Everyone makes mistakes sometimes. And the reality is that most of us learn more from mistakes than from successes. And a mistake not communicated is one that is doomed to be repeated again and again and again. The reality is that no system works the first time – that’s why we have design cycles, release cycles, and quality assurance. The point is to learn from the failure and do it right the next time. Instead what we often get, as Alan Buxton pointed out, is:

  1. The decision is made to buy a tool that does X.
  2. An RFP, complete with a requirements list, is sent to a vendor.
  3. The vendor promises that the software can do everything and more.
  4. A consulting partner, and implementation specialist, who backs up the vendor, is found.
  5. Implementation Begins.
  6. Everyone realizes that the requirements in step 2 weren’t enough.
    Then they realize the software couldn’t even do what was promised in step 2.
  7. More money is spent for more modules and “customization”.
  8. The requirements are weakened.
  9. A “live” system is eventually declared.
  10. The system is benchmarked against original objectives. It performs miserably.
  11. The objectives are revised. The system now performs almost acceptably.
  12. Joint press releases are issued declaring the project a grand success!
  13. Everyone returns to step 1.

And it’s ridiculous.
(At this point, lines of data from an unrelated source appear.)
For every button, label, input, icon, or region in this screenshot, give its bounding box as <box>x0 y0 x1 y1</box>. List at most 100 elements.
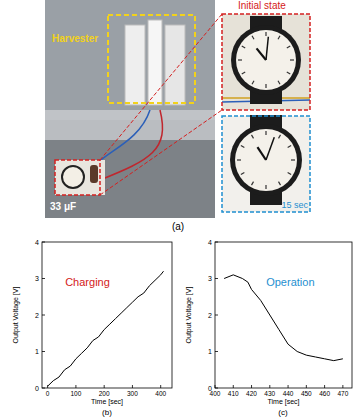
y-tick <box>42 388 45 389</box>
watch <box>62 166 84 188</box>
x-tick <box>215 385 216 388</box>
watch-face <box>235 129 297 191</box>
data-line <box>224 275 343 361</box>
y-tick <box>215 351 218 352</box>
watch-index <box>288 173 291 175</box>
x-tick-label: 400 <box>155 390 166 397</box>
x-axis-title: Time [sec] <box>91 398 123 406</box>
inset-frame <box>222 116 310 212</box>
initial-label: Initial state <box>238 0 286 11</box>
watch-index <box>287 72 290 74</box>
watch-hand <box>266 37 268 60</box>
watch-index <box>279 135 281 138</box>
watch-hand <box>266 137 274 160</box>
wire <box>100 110 163 180</box>
photo-panel: Harvester33 μFInitial state15 sec <box>45 0 310 218</box>
watch-index <box>237 159 241 160</box>
x-tick <box>324 385 325 388</box>
x-axis-title: Time [sec] <box>267 398 299 406</box>
y-tick-label: 3 <box>35 275 39 282</box>
x-tick <box>233 385 234 388</box>
harvester-box <box>108 15 195 103</box>
watch-index <box>252 135 254 138</box>
x-tick-label: 440 <box>283 390 294 397</box>
watch-index <box>242 46 245 48</box>
y-tick-label: 4 <box>208 239 212 246</box>
x-tick-label: 450 <box>301 390 312 397</box>
watch-index <box>241 146 244 148</box>
y-tick <box>42 315 45 316</box>
x-tick-label: 0 <box>46 390 50 397</box>
x-tick <box>342 385 343 388</box>
x-tick-label: 400 <box>210 390 221 397</box>
watch-index <box>278 81 280 84</box>
panel-label: (c) <box>278 408 288 417</box>
x-tick <box>306 385 307 388</box>
y-tick <box>215 242 218 243</box>
x-tick-label: 460 <box>319 390 330 397</box>
watch-index <box>278 36 280 39</box>
x-tick <box>269 385 270 388</box>
y-axis-title: Output Voltage [V] <box>185 287 193 344</box>
zoom-box <box>55 160 100 195</box>
inset-frame <box>222 14 310 110</box>
watch-index <box>252 182 254 185</box>
x-tick <box>160 385 161 388</box>
y-tick-label: 3 <box>208 275 212 282</box>
photo-background <box>45 0 215 218</box>
x-tick <box>251 385 252 388</box>
zoom-line <box>100 14 222 160</box>
chart: 01234400410420430440450460470Time [sec]O… <box>185 239 352 407</box>
y-tick <box>215 315 218 316</box>
watch-index <box>291 159 295 160</box>
watch-face <box>236 30 296 90</box>
watch-inset <box>231 16 301 104</box>
watch-index <box>238 59 242 60</box>
watch-index <box>241 173 244 175</box>
acrylic-case <box>45 110 215 140</box>
breadboard <box>55 160 105 195</box>
watch-hand <box>257 147 266 160</box>
x-tick <box>288 385 289 388</box>
chart: 012340100200300400Time [sec]Output Volta… <box>12 239 172 407</box>
y-tick-label: 4 <box>35 239 39 246</box>
watch-index <box>265 131 266 135</box>
inset-background <box>222 14 310 110</box>
watch-case <box>231 25 301 95</box>
x-tick-label: 430 <box>264 390 275 397</box>
y-tick <box>215 278 218 279</box>
x-tick <box>75 385 76 388</box>
x-tick <box>104 385 105 388</box>
y-tick <box>42 351 45 352</box>
photo-wall <box>45 0 215 120</box>
harvester-blade <box>148 20 162 105</box>
plot-data <box>224 275 343 361</box>
x-tick <box>132 385 133 388</box>
annotation: Operation <box>266 276 314 288</box>
figure: Harvester33 μFInitial state15 sec(a)0123… <box>0 0 357 418</box>
x-tick-label: 410 <box>228 390 239 397</box>
x-tick-label: 200 <box>99 390 110 397</box>
y-axis-title: Output Voltage [V] <box>12 287 20 344</box>
watch-index <box>252 81 254 84</box>
plot-frame <box>42 242 172 388</box>
annotation: Charging <box>65 276 110 288</box>
x-tick-label: 300 <box>127 390 138 397</box>
y-tick <box>42 242 45 243</box>
watch-index <box>288 146 291 148</box>
watch-index <box>279 182 281 185</box>
watch-inset <box>230 115 302 205</box>
zoom-line <box>100 110 222 195</box>
watch-hand <box>257 48 266 60</box>
plot-frame <box>215 242 352 388</box>
watch-index <box>265 84 266 88</box>
y-tick-label: 0 <box>35 385 39 392</box>
x-tick-label: 100 <box>70 390 81 397</box>
x-tick-label: 420 <box>246 390 257 397</box>
capacitor <box>90 165 98 183</box>
y-tick-label: 2 <box>35 312 39 319</box>
y-tick <box>42 278 45 279</box>
capacitor-label: 33 μF <box>50 201 76 212</box>
watch-case <box>230 124 302 196</box>
watch-index <box>242 72 245 74</box>
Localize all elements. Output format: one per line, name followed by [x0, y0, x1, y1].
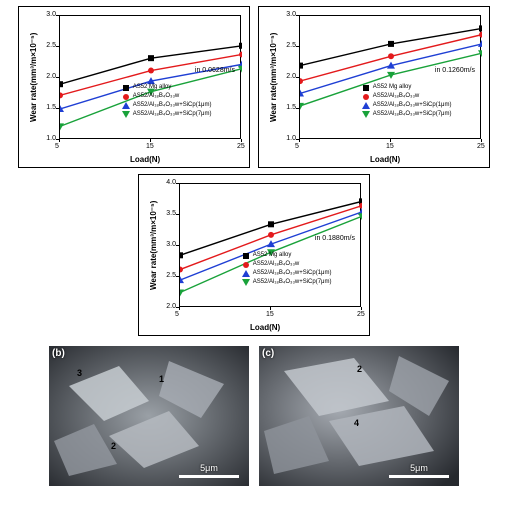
sem-b-scale-bar — [179, 475, 239, 478]
chart-row-mid: 2.02.53.03.54.051525Load(N)Wear rate(mm³… — [0, 174, 508, 336]
sem-c-ann-2: 2 — [357, 364, 362, 374]
sem-c-scalebar: 5μm — [389, 463, 449, 478]
sem-b: (b) 1 2 3 5μm — [49, 346, 249, 486]
sem-b-label: (b) — [52, 348, 65, 359]
sem-b-ann-2: 2 — [111, 441, 116, 451]
chart-3: 2.02.53.03.54.051525Load(N)Wear rate(mm³… — [138, 174, 370, 336]
sem-b-scale-text: 5μm — [200, 463, 218, 473]
sem-b-ann-3: 3 — [77, 368, 82, 378]
chart-row-top: 1.01.52.02.53.051525Load(N)Wear rate(mm³… — [0, 6, 508, 168]
sem-b-scalebar: 5μm — [179, 463, 239, 478]
sem-c-label: (c) — [262, 348, 274, 359]
chart-1: 1.01.52.02.53.051525Load(N)Wear rate(mm³… — [18, 6, 250, 168]
sem-c-scale-bar — [389, 475, 449, 478]
sem-c-ann-4: 4 — [354, 418, 359, 428]
sem-row: (b) 1 2 3 5μm (c) 2 4 5μm — [0, 346, 508, 486]
chart-2: 1.01.52.02.53.051525Load(N)Wear rate(mm³… — [258, 6, 490, 168]
sem-c-scale-text: 5μm — [410, 463, 428, 473]
sem-b-ann-1: 1 — [159, 374, 164, 384]
sem-c: (c) 2 4 5μm — [259, 346, 459, 486]
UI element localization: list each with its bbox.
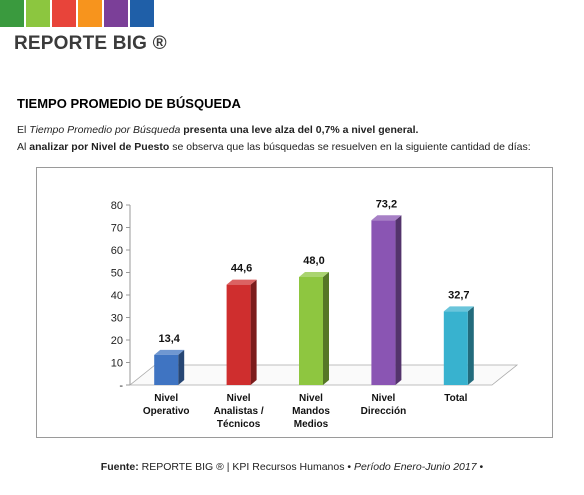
description-1-b: Tiempo Promedio por Búsqueda — [29, 124, 181, 136]
x-tick-label: Total — [444, 393, 467, 404]
x-tick-label: Medios — [294, 419, 329, 430]
stripe-4 — [78, 0, 102, 27]
stripe-5 — [104, 0, 128, 27]
bar-top — [371, 215, 402, 221]
y-tick-label: 50 — [111, 268, 123, 280]
bar-side — [323, 272, 329, 385]
bar-value-label: 32,7 — [448, 289, 469, 301]
bar — [443, 311, 468, 385]
x-tick-label: Dirección — [361, 406, 407, 417]
bar-top — [226, 279, 257, 285]
description-2-b: analizar por Nivel de Puesto — [29, 141, 170, 153]
footer-source-text: REPORTE BIG ® | KPI Recursos Humanos — [138, 461, 348, 473]
brand-logo-text: REPORTE BIG ® — [14, 33, 167, 54]
stripe-3 — [52, 0, 76, 27]
description-1-a: El — [17, 124, 30, 136]
bar-value-label: 73,2 — [376, 198, 397, 210]
x-tick-label: Operativo — [143, 406, 190, 417]
footer-bullet-1: • — [347, 461, 352, 473]
y-tick-label: 80 — [111, 200, 123, 212]
bar-side — [395, 215, 402, 385]
bar-side — [250, 279, 257, 385]
x-tick-label: Mandos — [292, 406, 330, 417]
bar-value-label: 44,6 — [231, 263, 252, 275]
brand-stripes — [0, 0, 156, 27]
description-1-c: presenta una leve alza del 0,7% a nivel … — [180, 124, 419, 136]
y-tick-label: 70 — [111, 223, 123, 235]
bar-side — [178, 349, 185, 385]
bar-value-label: 13,4 — [158, 333, 180, 345]
bar-top — [154, 349, 185, 355]
stripe-1 — [0, 0, 24, 27]
footer-bullet-2: • — [479, 461, 484, 473]
x-tick-label: Nivel — [299, 393, 323, 404]
y-tick-label: 10 — [111, 358, 123, 370]
x-tick-label: Analistas / — [214, 406, 264, 417]
bar — [371, 220, 396, 385]
y-tick-label: 20 — [111, 335, 123, 347]
footer-source-label: Fuente: — [100, 461, 139, 473]
description-2-c: se observa que las búsquedas se resuelve… — [169, 141, 531, 153]
y-tick-label: 60 — [111, 245, 123, 257]
y-tick-label: - — [119, 380, 123, 392]
y-tick-label: 30 — [111, 313, 123, 325]
bar-top — [443, 306, 474, 312]
description-2-a: Al — [17, 141, 30, 153]
x-tick-label: Nivel — [227, 393, 251, 404]
section-title: TIEMPO PROMEDIO DE BÚSQUEDA — [17, 96, 241, 111]
bar-top — [299, 272, 329, 277]
x-tick-label: Nivel — [371, 393, 395, 404]
y-tick-label: 40 — [111, 290, 123, 302]
bar — [299, 277, 323, 385]
bar-value-label: 48,0 — [303, 255, 324, 267]
chart-frame: - 10 20 30 40 50 60 70 80 13,4 Nivel Operativo 44,6 N… — [36, 167, 553, 438]
bar — [154, 354, 179, 385]
bar — [226, 284, 251, 385]
footer-period: Período Enero-Junio 2017 — [351, 461, 480, 473]
description-line-1: El Tiempo Promedio por Búsqueda presenta… — [17, 124, 418, 136]
stripe-6 — [130, 0, 154, 27]
x-tick-label: Técnicos — [217, 419, 261, 430]
bar-chart: - 10 20 30 40 50 60 70 80 13,4 Nivel Operativo 44,6 N… — [111, 198, 519, 430]
footer: Fuente: REPORTE BIG ® | KPI Recursos Hum… — [0, 461, 584, 473]
description-line-2: Al analizar por Nivel de Puesto se obser… — [17, 141, 531, 153]
stripe-2 — [26, 0, 50, 27]
bar-side — [467, 306, 474, 385]
x-tick-label: Nivel — [154, 393, 178, 404]
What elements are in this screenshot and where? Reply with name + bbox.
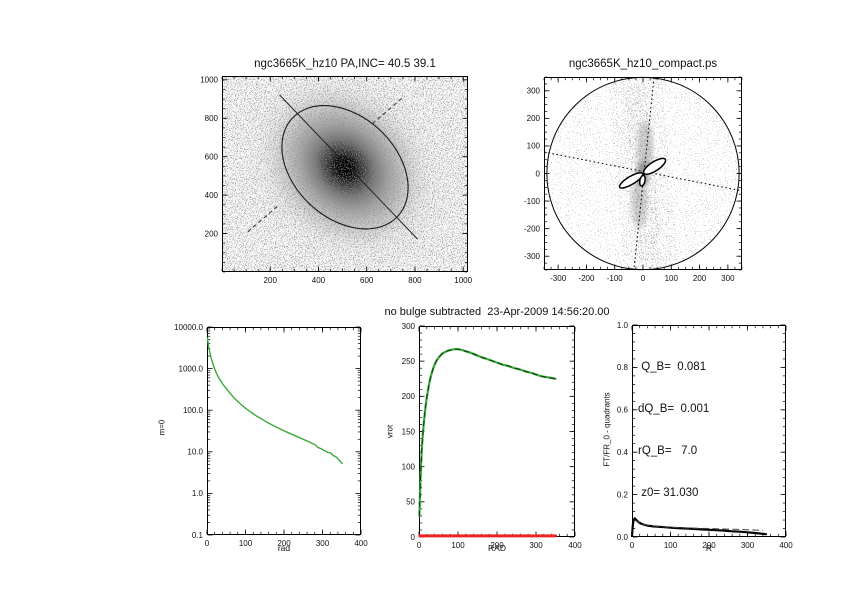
svg-text:800: 800	[205, 114, 219, 123]
svg-text:0.2: 0.2	[617, 490, 629, 499]
fit-param-rqb: rQ_B= 7.0	[638, 445, 698, 457]
svg-text:400: 400	[205, 191, 219, 200]
svg-text:1000: 1000	[200, 76, 218, 85]
svg-text:-200: -200	[524, 224, 541, 233]
svg-text:400: 400	[312, 276, 326, 285]
svg-text:400: 400	[354, 539, 368, 548]
svg-text:0: 0	[411, 533, 416, 542]
svg-text:300: 300	[721, 274, 735, 283]
svg-text:150: 150	[402, 427, 416, 436]
svg-text:1000.0: 1000.0	[179, 364, 204, 373]
svg-text:200: 200	[402, 392, 416, 401]
compact-plot-title: ngc3665K_hz10_compact.ps	[568, 58, 718, 70]
svg-text:100: 100	[664, 541, 678, 550]
svg-text:200: 200	[527, 114, 541, 123]
svg-text:800: 800	[408, 276, 422, 285]
svg-text:100.0: 100.0	[183, 406, 204, 415]
svg-text:0: 0	[641, 274, 646, 283]
rotation-plot-title: no bulge subtracted 23-Apr-2009 14:56:20…	[384, 306, 610, 318]
svg-text:0: 0	[630, 541, 635, 550]
svg-text:400: 400	[779, 541, 793, 550]
svg-text:250: 250	[402, 357, 416, 366]
svg-text:200: 200	[277, 539, 291, 548]
vrot-y-axis-label: vrot	[385, 424, 395, 439]
svg-text:0.0: 0.0	[617, 533, 629, 542]
svg-text:300: 300	[529, 541, 543, 550]
svg-text:1000: 1000	[454, 276, 472, 285]
fit-parameters-block: Q_B= 0.081 dQ_B= 0.001 rQ_B= 7.0 z0= 31.…	[638, 332, 709, 528]
fit-param-qb: Q_B= 0.081	[638, 361, 707, 373]
fit-param-dqb: dQ_B= 0.001	[638, 403, 710, 415]
svg-text:0: 0	[205, 539, 210, 548]
svg-text:200: 200	[490, 541, 504, 550]
svg-text:100: 100	[665, 274, 679, 283]
svg-text:200: 200	[205, 229, 219, 238]
svg-text:-100: -100	[607, 274, 624, 283]
m0-x-axis-label: rad	[277, 543, 291, 553]
svg-text:300: 300	[402, 322, 416, 331]
svg-text:100: 100	[402, 462, 416, 471]
svg-text:-300: -300	[524, 252, 541, 261]
svg-text:-300: -300	[550, 274, 567, 283]
svg-text:1.0: 1.0	[617, 321, 629, 330]
vrot-x-axis-label: RAD	[488, 543, 506, 553]
compact-scatter-plot: -300 -200 -100 0 100 200 300 -300 -200 -100 0 100 20…	[524, 76, 743, 283]
svg-text:10000.0: 10000.0	[174, 323, 203, 332]
svg-text:0: 0	[536, 169, 541, 178]
svg-text:0.8: 0.8	[617, 363, 629, 372]
svg-text:0: 0	[417, 541, 422, 550]
svg-text:300: 300	[527, 87, 541, 96]
svg-text:0.6: 0.6	[617, 406, 629, 415]
svg-text:200: 200	[264, 276, 278, 285]
svg-text:0.1: 0.1	[192, 531, 204, 540]
m0-profile-plot: 0 100 200 300 400 10000.0 1000.0 100.0 10.0 1.0 0.…	[174, 323, 368, 548]
svg-text:-200: -200	[578, 274, 595, 283]
m0-y-axis-label: m=0	[157, 419, 167, 436]
svg-text:100: 100	[239, 539, 253, 548]
svg-text:400: 400	[568, 541, 582, 550]
galaxy-image-plot: 200 400 600 800 1000 200 400 600 800 1000	[200, 58, 473, 285]
svg-text:0.4: 0.4	[617, 448, 629, 457]
quadrants-y-axis-label: FT/FR_0 - quadrants	[602, 392, 612, 467]
svg-text:10.0: 10.0	[187, 448, 203, 457]
svg-text:200: 200	[693, 274, 707, 283]
svg-text:100: 100	[527, 142, 541, 151]
rotation-curve-plot: 0 100 200 300 400 0 50 100 150 200 250 300	[402, 322, 583, 550]
fit-param-z0: z0= 31.030	[638, 487, 699, 499]
quadrants-x-axis-label: R	[705, 543, 713, 553]
svg-text:600: 600	[205, 153, 219, 162]
svg-text:1.0: 1.0	[192, 489, 204, 498]
svg-text:300: 300	[741, 541, 755, 550]
svg-text:-100: -100	[524, 197, 541, 206]
svg-text:300: 300	[316, 539, 330, 548]
quadrants-plot: 0 100 200 300 400 0.0 0.2 0.4 0.6 0.8 1.0	[617, 321, 793, 550]
svg-text:600: 600	[360, 276, 374, 285]
svg-text:50: 50	[406, 498, 415, 507]
svg-text:100: 100	[451, 541, 465, 550]
svg-text:200: 200	[702, 541, 716, 550]
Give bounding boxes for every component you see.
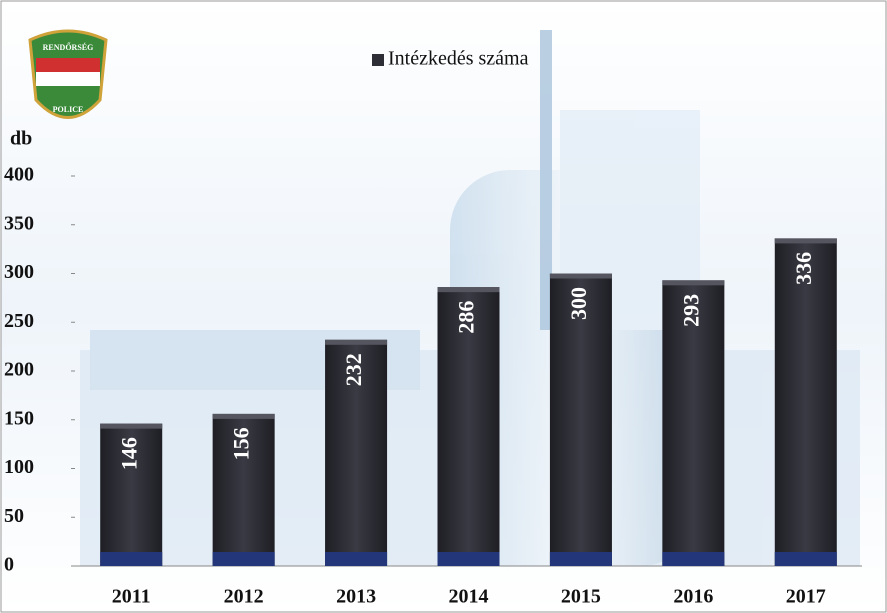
y-tick-label: 50 (4, 505, 24, 527)
legend-label: Intézkedés száma (388, 48, 529, 70)
y-tick-label: 0 (4, 554, 14, 576)
x-tick-label: 2011 (112, 586, 151, 608)
logo: RENDŐRSÉG POLICE (30, 31, 106, 118)
bar-top (662, 280, 724, 285)
bar-top (213, 414, 275, 419)
bar-top (775, 238, 837, 243)
bar-base (438, 552, 500, 566)
bar-base (775, 552, 837, 566)
y-tick-label: 400 (4, 164, 34, 186)
bar-base (100, 552, 162, 566)
y-tick-label: 200 (4, 359, 34, 381)
y-tick-label: 250 (4, 310, 34, 332)
y-tick-label: 100 (4, 456, 34, 478)
y-tick-label: 300 (4, 261, 34, 283)
bar (775, 238, 837, 566)
value-label: 300 (566, 287, 591, 320)
x-tick-label: 2012 (224, 586, 264, 608)
value-label: 146 (116, 437, 141, 470)
logo-text: POLICE (53, 105, 84, 114)
x-tick-label: 2017 (786, 586, 826, 608)
bar-base (662, 552, 724, 566)
bar-base (325, 552, 387, 566)
value-label: 156 (229, 427, 254, 460)
y-axis-label: db (10, 128, 32, 150)
bar-base (213, 552, 275, 566)
logo-text: RENDŐRSÉG (43, 42, 94, 52)
chart: RENDŐRSÉG POLICE db Intézkedés száma 0 50… (0, 0, 887, 613)
legend-swatch (372, 54, 384, 66)
x-tick-label: 2013 (336, 586, 376, 608)
x-tick-label: 2015 (561, 586, 601, 608)
bar-top (100, 424, 162, 429)
value-label: 232 (341, 353, 366, 386)
y-tick-label: 150 (4, 407, 34, 429)
x-tick-label: 2016 (673, 586, 713, 608)
bar-base (550, 552, 612, 566)
value-label: 336 (791, 252, 816, 285)
value-label: 286 (454, 301, 479, 334)
x-tick-label: 2014 (449, 586, 489, 608)
bar-top (438, 287, 500, 292)
y-tick-label: 350 (4, 212, 34, 234)
value-label: 293 (678, 294, 703, 327)
bar-top (325, 340, 387, 345)
bar-top (550, 274, 612, 279)
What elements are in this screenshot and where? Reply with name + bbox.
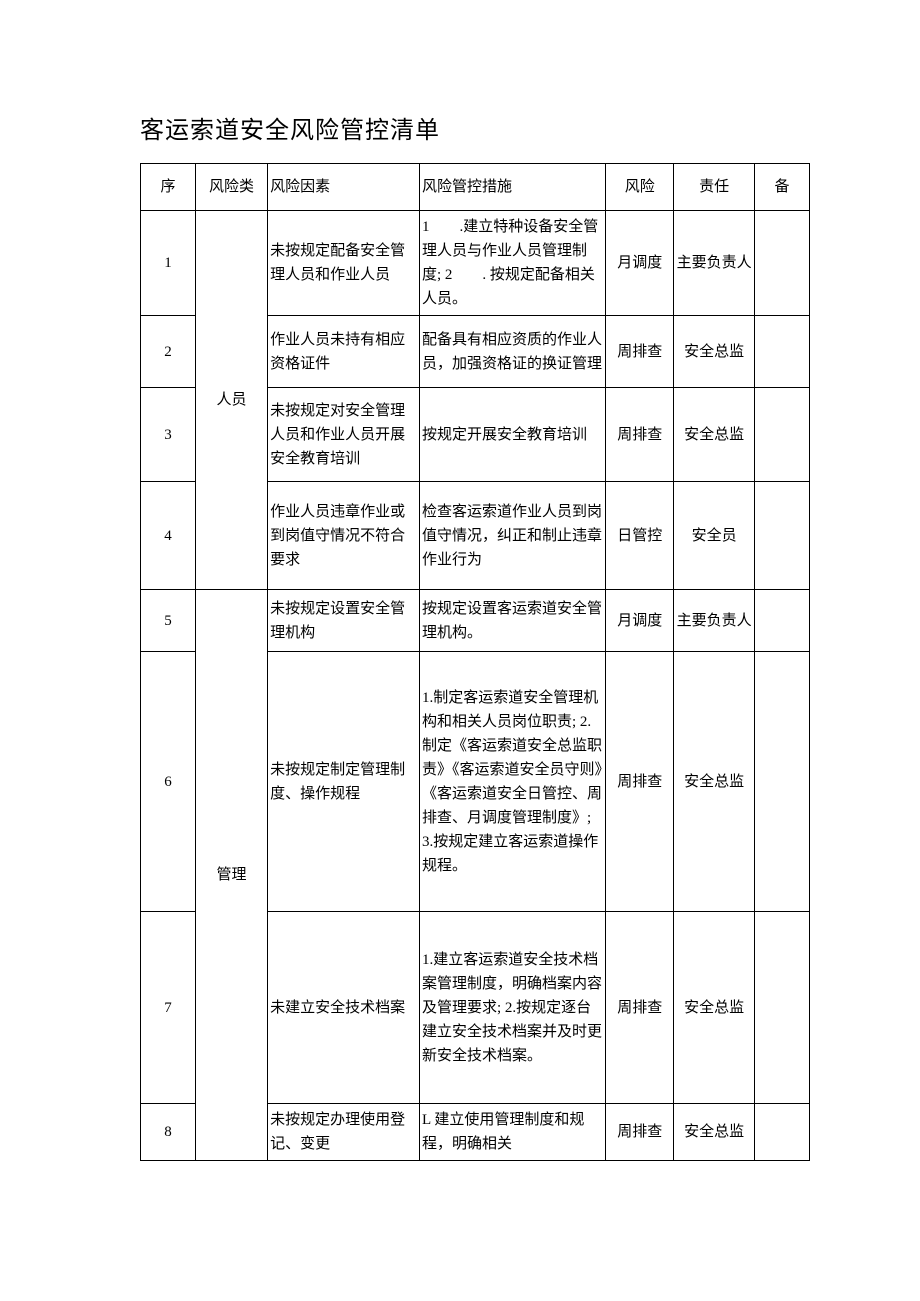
cell-measure: 1.建立客运索道安全技术档案管理制度，明确档案内容及管理要求; 2.按规定逐台建… xyxy=(420,912,606,1104)
cell-category: 管理 xyxy=(195,590,267,1161)
col-factor-header: 风险因素 xyxy=(268,164,420,211)
cell-remark xyxy=(755,482,810,590)
cell-seq: 6 xyxy=(141,652,196,912)
cell-measure: 1.制定客运索道安全管理机构和相关人员岗位职责; 2.制定《客运索道安全总监职责… xyxy=(420,652,606,912)
cell-remark xyxy=(755,590,810,652)
cell-seq: 1 xyxy=(141,211,196,316)
cell-factor: 未建立安全技术档案 xyxy=(268,912,420,1104)
cell-factor: 未按规定设置安全管理机构 xyxy=(268,590,420,652)
cell-risk: 周排查 xyxy=(606,1104,674,1161)
cell-measure: 按规定开展安全教育培训 xyxy=(420,388,606,482)
risk-table: 序 风险类 风险因素 风险管控措施 风险 责任 备 1 人员 未按规定配备安全管… xyxy=(140,163,810,1161)
cell-resp: 安全总监 xyxy=(674,652,755,912)
col-measure-header: 风险管控措施 xyxy=(420,164,606,211)
cell-resp: 安全员 xyxy=(674,482,755,590)
cell-category: 人员 xyxy=(195,211,267,590)
cell-factor: 作业人员违章作业或到岗值守情况不符合要求 xyxy=(268,482,420,590)
cell-seq: 5 xyxy=(141,590,196,652)
cell-resp: 主要负责人 xyxy=(674,211,755,316)
cell-risk: 周排查 xyxy=(606,388,674,482)
cell-measure: 配备具有相应资质的作业人员，加强资格证的换证管理 xyxy=(420,316,606,388)
cell-remark xyxy=(755,211,810,316)
cell-remark xyxy=(755,1104,810,1161)
cell-measure: L 建立使用管理制度和规程，明确相关 xyxy=(420,1104,606,1161)
cell-remark xyxy=(755,316,810,388)
cell-remark xyxy=(755,652,810,912)
document-page: 客运索道安全风险管控清单 序 风险类 风险因素 风险管控措施 风险 责任 备 1… xyxy=(0,0,920,1161)
cell-resp: 主要负责人 xyxy=(674,590,755,652)
col-cat-header: 风险类 xyxy=(195,164,267,211)
cell-seq: 7 xyxy=(141,912,196,1104)
cell-resp: 安全总监 xyxy=(674,388,755,482)
table-row: 5 管理 未按规定设置安全管理机构 按规定设置客运索道安全管理机构。 月调度 主… xyxy=(141,590,810,652)
cell-seq: 3 xyxy=(141,388,196,482)
cell-seq: 4 xyxy=(141,482,196,590)
cell-resp: 安全总监 xyxy=(674,316,755,388)
cell-risk: 周排查 xyxy=(606,316,674,388)
cell-risk: 日管控 xyxy=(606,482,674,590)
cell-factor: 未按规定配备安全管理人员和作业人员 xyxy=(268,211,420,316)
cell-factor: 未按规定对安全管理人员和作业人员开展安全教育培训 xyxy=(268,388,420,482)
cell-measure: 按规定设置客运索道安全管理机构。 xyxy=(420,590,606,652)
page-title: 客运索道安全风险管控清单 xyxy=(140,110,820,145)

As a result there are dozens, if not hundreds, of vendors selling systems for hundreds of thousands, millions, and sometimes tens of millions of dollars everyday that do not meet their customer’s needs and buying organizations making the same mistakes again and again because no one is documenting previous failures and insuring the lessons learned are there for the next generation. But it stops now!

If you were involved with a project that was a partial or complete failure, you know why, and you want to tell the world about it (anonymously) – this will be your forum. I’ll be glad to publish your story so that others can learn from the mistakes of the past – and so that you can learn from the mistakes of others. There’s no crime in making a mistake if you didn’t know better. The point is to not make the same mistake twice.